Совок-14 — страница 25 из 42

А вот с Иоску всё получилось ровно наоборот. С ним мне пришлось повозиться. Пришлось потратить свои время и нервы сверх ранее запланированных нормативов. Этот аморал, спекулянт и наркоторговец, узнав от меня об отнятой у его пчел дури, вдруг впал в неистовство. Он долго истерил и зажигательно ругался на малознакомом мне индийско-румынском наречии. В том, что это была гнуснейшая ругань, а не солнечная радость, я легко догадался по бешено вращающимся глазам цыгана и по разлетающимся брызгам его ядовитой слюны. А еще по отдельным русским словам, которые время от времени всё же прорывались через не шибко певучую цыганскую мову.

Потерпев минуту-другую, я не выдержал и прервал вдохновенный монолог спекулятивного наркобарона. Своими визгливыми воплями Иоску уже начал меня раздражать.

— Слышь, обезьяна, имей в виду, там у тебя помимо наркоты еще и патроны боевые нашлись! — плеснул я в затухающий костёр цыганских эмоций новую порцию керосина, — Поэтому оставь свои надежды на подписку! Останешься ты, друг Иоску, вместе с Радченко сидеть в этой тюрьме до самого суда! — весело подмигнул я зубчаниновскому наркобарону, — И знай, паскуда, двоих ваших подельников я завтра под подписку отпущу, а ты, сука, будешь здесь в вонючей камере сидеть! На пару с Нику и за всю остальную вашу банду!

Я нарочно изобразил всем своим видом приступ мстительного цинизма к пошлой спекуляции бабским исподнем.

— Так что настраивайся на пятилетку, Иоску! И это в самом лучшем случае. Меньше не дадут, это я тебе твёрдо обещаю! У тебя еще прошлая судимость не погашена, значит, скидок тебе от суда не будет!

Предводитель благотворительной цыганской артели «Трусы и гамаши», услышав мои слова, заблажил с новой и удвоенной силой. А я отодвинулся от его слюней подальше и начал терпеливо пережидать, когда он проорётся, и выдохнется.

— Может, давай, я его в чувство приведу? — поинтересовался у меня Стас, нервно сжимая и разжимая кулаки, — Ведь эта падла сейчас про нас что-то обидное орёт! Наверняка он нас с тобой самыми последними словами кроет! — справедливо возмутился Гриненко, недобро косясь на Иоску.
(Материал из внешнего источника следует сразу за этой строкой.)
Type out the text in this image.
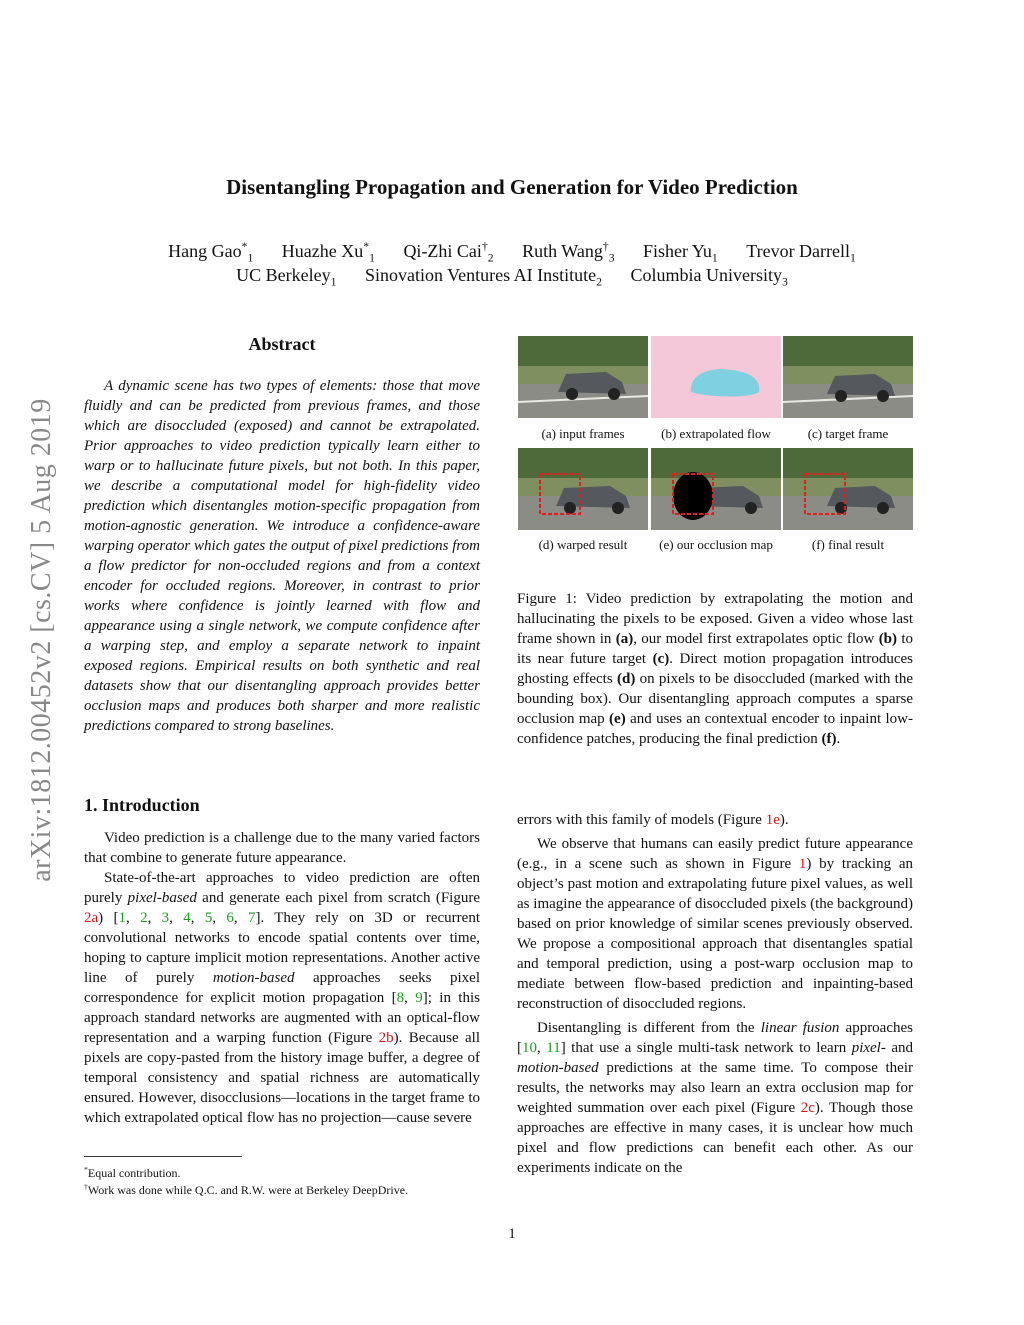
arXiv:1812.00452v2 [cs.CV] 5 Aug 2019
Disentangling Propagation and Generation for Video Prediction
Hang Gao*$_1$ Huazhe $Xu^*_1$ Qi-Zhi Cai†$_2$ Ruth Wang†$_3$ Fisher $Yu_1$ Trevor Darrell$_1$
UC Berkeley$_1$ Sinovation Ventures AI Institute$_2$ Columbia University$_3$
Abstract

A dynamic scene has two types of elements: those that move fluidly and can be predicted from previous frames, and those which are disoccluded (exposed) and cannot be extrapolated. Prior approaches to video prediction typically learn either to warp or to hallucinate future pixels, but not both. In this paper, we describe a computational model for high-fidelity video prediction which disentangles motion-specific propagation from motion-agnostic generation. We introduce a confidence-aware warping operator which gates the output of pixel predictions from a flow predictor for non-occluded regions and from a context encoder for occluded regions. Moreover, in contrast to prior works where confidence is jointly learned with flow and appearance using a single network, we compute confidence after a warping step, and employ a separate network to inpaint exposed regions. Empirical results on both synthetic and real datasets show that our disentangling approach provides better occlusion maps and produces both sharper and more realistic predictions compared to strong baselines.

1. Introduction

Video prediction is a challenge due to the many varied factors that combine to generate future appearance.

State-of-the-art approaches to video prediction are often purely pixel-based and generate each pixel from scratch (Figure 2a) [1, 2, 3, 4, 5, 6, 7]. They rely on 3D or recurrent convolutional networks to encode spatial contents over time, hoping to capture implicit motion representations. Another active line of purely motion-based approaches seeks pixel correspondence for explicit motion propagation [8, 9]; in this approach standard networks are augmented with an optical-flow representation and a warping function (Figure 2b). Because all pixels are copy-pasted from the history image buffer, a degree of temporal consistency and spatial richness are automatically ensured. However, disocclusions—locations in the target frame to which extrapolated optical flow has no projection—cause severe

*Equal contribution.
†Work was done while Q.C. and R.W. were at Berkeley DeepDrive.
(a) input frames	(b) extrapolated flow	(c) target frame
(d) warped result	(e) our occlusion map	(f) final result
Figure 1: Video prediction by extrapolating the motion and hallucinating the pixels to be exposed. Given a video whose last frame shown in (a), our model first extrapolates optic flow (b) to its near future target (c). Direct motion propagation introduces ghosting effects (d) on pixels to be disoccluded (marked with the bounding box). Our disentangling approach computes a sparse occlusion map (e) and uses an contextual encoder to inpaint low-confidence patches, producing the final prediction (f).

errors with this family of models (Figure 1e).

We observe that humans can easily predict future appearance (e.g., in a scene such as shown in Figure 1) by tracking an object’s past motion and extrapolating future pixel values, as well as imagine the appearance of disoccluded pixels (the background) based on prior knowledge of similar scenes previously observed. We propose a compositional approach that disentangles spatial and temporal prediction, using a post-warp occlusion map to mediate between flow-based prediction and inpainting-based reconstruction of disoccluded regions.

Disentangling is different from the linear fusion approaches [10, 11] that use a single multi-task network to learn pixel- and motion-based predictions at the same time. To compose their results, the networks may also learn an extra occlusion map for weighted summation over each pixel (Figure 2c). Though those approaches are effective in many cases, it is unclear how much pixel and flow predictions can benefit each other. As our experiments indicate on the

1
— А ну пасть свою захлопни, обезьяна черножопая! — так и не дождавшись от меня никакой реакции, зычно гаркнул он на вздорного и потерявшего берега цыгана, — Еще хоть слово на своём собачьем языке вякнешь и я у тебя в огороде не то, что патроны, я у тебя там труп найду! И не один! Вот тогда ты уже не на пятерик, а на «вышак» раскрутишься, сука! Ты понял меня?

Нетолерантный окрик Гриненко сработал. Цыган заткнулся так быстро, что можно бы было подумать, что его вещательный аппарат выдернули из розетки. Иоску моментально утратил весь возмущенный апломб. Сначала он просто умолк, а потом его смуглое лицо приняло до невозможности скорбное выражение. Будто бы он только что узнал о внезапной и единовременной смерти родной матери. А в довесок еще и отца Михая. И всей прочей живности своего подворья. Включая пчел и до желтизны прокуренную бабку-рецидивистку.
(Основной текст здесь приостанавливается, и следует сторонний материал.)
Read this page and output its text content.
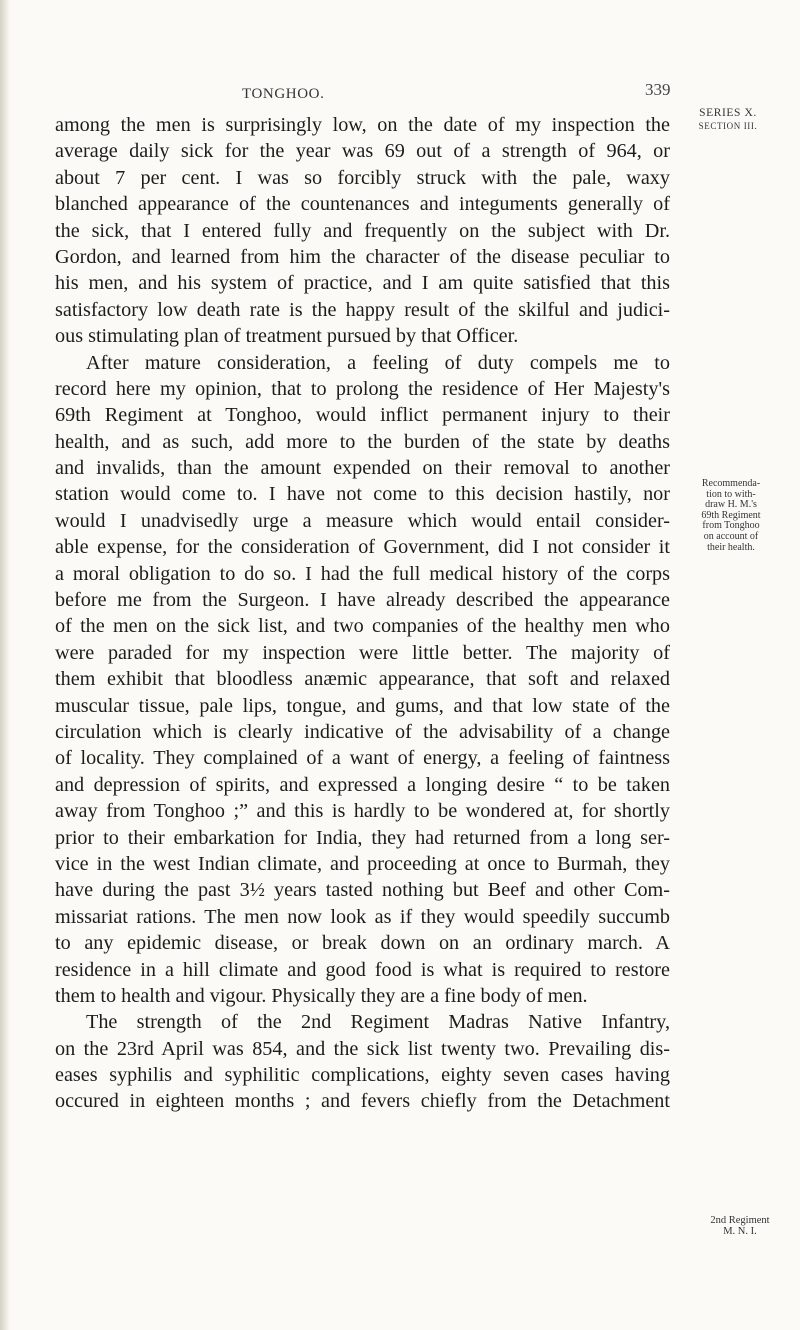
TONGHOO.	339
SERIES X.
SECTION III.
Recommenda-
tion to with-
draw H. M.'s
69th Regiment
from Tonghoo
on account of
their health.
2nd Regiment
M. N. I.
among the men is surprisingly low, on the date of my inspection the
average daily sick for the year was 69 out of a strength of 964, or
about 7 per cent. I was so forcibly struck with the pale, waxy
blanched appearance of the countenances and integuments generally of
the sick, that I entered fully and frequently on the subject with Dr.
Gordon, and learned from him the character of the disease peculiar to
his men, and his system of practice, and I am quite satisfied that this
satisfactory low death rate is the happy result of the skilful and judici-
ous stimulating plan of treatment pursued by that Officer.
After mature consideration, a feeling of duty compels me to
record here my opinion, that to prolong the residence of Her Majesty's
69th Regiment at Tonghoo, would inflict permanent injury to their
health, and as such, add more to the burden of the state by deaths
and invalids, than the amount expended on their removal to another
station would come to. I have not come to this decision hastily, nor
would I unadvisedly urge a measure which would entail consider-
able expense, for the consideration of Government, did I not consider it
a moral obligation to do so. I had the full medical history of the corps
before me from the Surgeon. I have already described the appearance
of the men on the sick list, and two companies of the healthy men who
were paraded for my inspection were little better. The majority of
them exhibit that bloodless anæmic appearance, that soft and relaxed
muscular tissue, pale lips, tongue, and gums, and that low state of the
circulation which is clearly indicative of the advisability of a change
of locality. They complained of a want of energy, a feeling of faintness
and depression of spirits, and expressed a longing desire “ to be taken
away from Tonghoo ;” and this is hardly to be wondered at, for shortly
prior to their embarkation for India, they had returned from a long ser-
vice in the west Indian climate, and proceeding at once to Burmah, they
have during the past 3½ years tasted nothing but Beef and other Com-
missariat rations. The men now look as if they would speedily succumb
to any epidemic disease, or break down on an ordinary march. A
residence in a hill climate and good food is what is required to restore
them to health and vigour. Physically they are a fine body of men.
The strength of the 2nd Regiment Madras Native Infantry,
on the 23rd April was 854, and the sick list twenty two. Prevailing dis-
eases syphilis and syphilitic complications, eighty seven cases having
occured in eighteen months ; and fevers chiefly from the Detachment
— А тогда почему ты моих друзей отпускаешь, начальник? Меня с соседом не отпускаешь, а тех отпускаешь⁈ — мгновенно остепенившийся цыган задал вопрос, который я меньше всего ожидал от него услышать, — Объясни мне, начальник! А то как-то несправедливо, не по-божески получается! И про патроны я тоже ничего не знаю! Богом клянусь, не мои это были патроны! — в голосе внезапно охолонувшего барыги мне послышались оттенки искренней обиды и праведного цыганского смущения. — Скажи честно, начальник, они тебе денег дали? Сколько? Ты мне только скажи и я тебе в два раза больше, чем они дам! Много дам! Сколько они тебе дали?

Я с чувством глубочайшего удовлетворения откинулся на стену с колючей «шубой», которой была отштукатурена камера для допросов. Как ни хитёр и ни циничен был этот прожженный жулик Иоску Романенко, но его психику мне всё же раскачать удалось. Главная задача в сегодняшней беседе с этим хитрожопым урюком выполнена!
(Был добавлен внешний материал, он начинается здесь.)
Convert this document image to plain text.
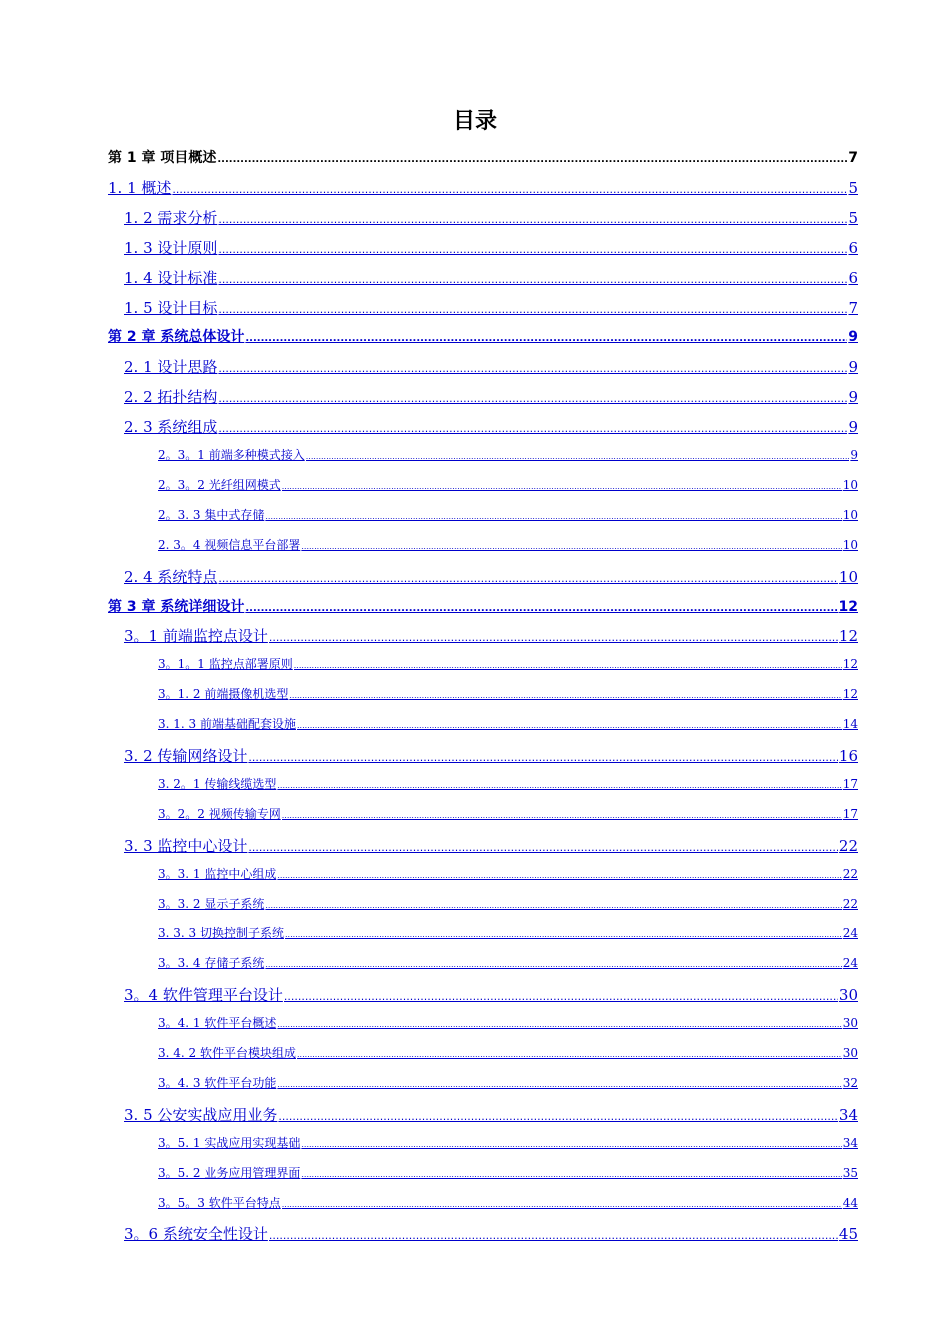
目录
第 1 章 项目概述 .....	7
1. 1 概述 .....	5
1. 2 需求分析 .....	5
1. 3 设计原则 .....	6
1. 4 设计标准 .....	6
1. 5 设计目标 .....	7
第 2 章 系统总体设计 .....	9
2. 1 设计思路 .....	9
2. 2 拓扑结构 .....	9
2. 3 系统组成 .....	9
2。3。1 前端多种模式接入 .....	9
2。3。2 光纤组网模式 .....	10
2。3. 3 集中式存储 .....	10
2. 3。4 视频信息平台部署 .....	10
2. 4 系统特点 .....	10
第 3 章 系统详细设计 .....	12
3。1 前端监控点设计 .....	12
3。1。1 监控点部署原则 .....	12
3。1. 2 前端摄像机选型 .....	12
3. 1. 3 前端基础配套设施 .....	14
3. 2 传输网络设计 .....	16
3. 2。1 传输线缆选型 .....	17
3。2。2 视频传输专网 .....	17
3. 3 监控中心设计 .....	22
3。3. 1 监控中心组成 .....	22
3。3. 2 显示子系统 .....	22
3. 3. 3 切换控制子系统 .....	24
3。3. 4 存储子系统 .....	24
3。4 软件管理平台设计 .....	30
3。4. 1 软件平台概述 .....	30
3. 4. 2 软件平台模块组成 .....	30
3。4. 3 软件平台功能 .....	32
3. 5 公安实战应用业务 .....	34
3。5. 1 实战应用实现基础 .....	34
3。5. 2 业务应用管理界面 .....	35
3。5。3 软件平台特点 .....	44
3。6 系统安全性设计 .....	45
Так-то оно и хрен бы с ним, но в моём сознании в очередной раз сработал основной, хоть и неписанный закон опера. Ни при каких обстоятельствах нельзя допустить чтобы твой источник был расшифрован. Если, конечно, ты сам его сознательно не бросаешь под танк. В наказание. Чтобы показательно уничтожить за какой-то смертный грех. А, если агент повода не дал, то сам ты гори хоть синим пламенем, но информацию, полученную от него, будь добр, но грамотно залегендируй! Из собственной кожи выпрыгни, но расстарайся и легализируй её качественно, и очень добросовестно. Чтобы комар носа не подточил! Даже цыганский комар! Вот и сейчас я занимался ни чем иным, как выводом Розы из под возможных подозрений со стороны Иоску, его родни и всего табора.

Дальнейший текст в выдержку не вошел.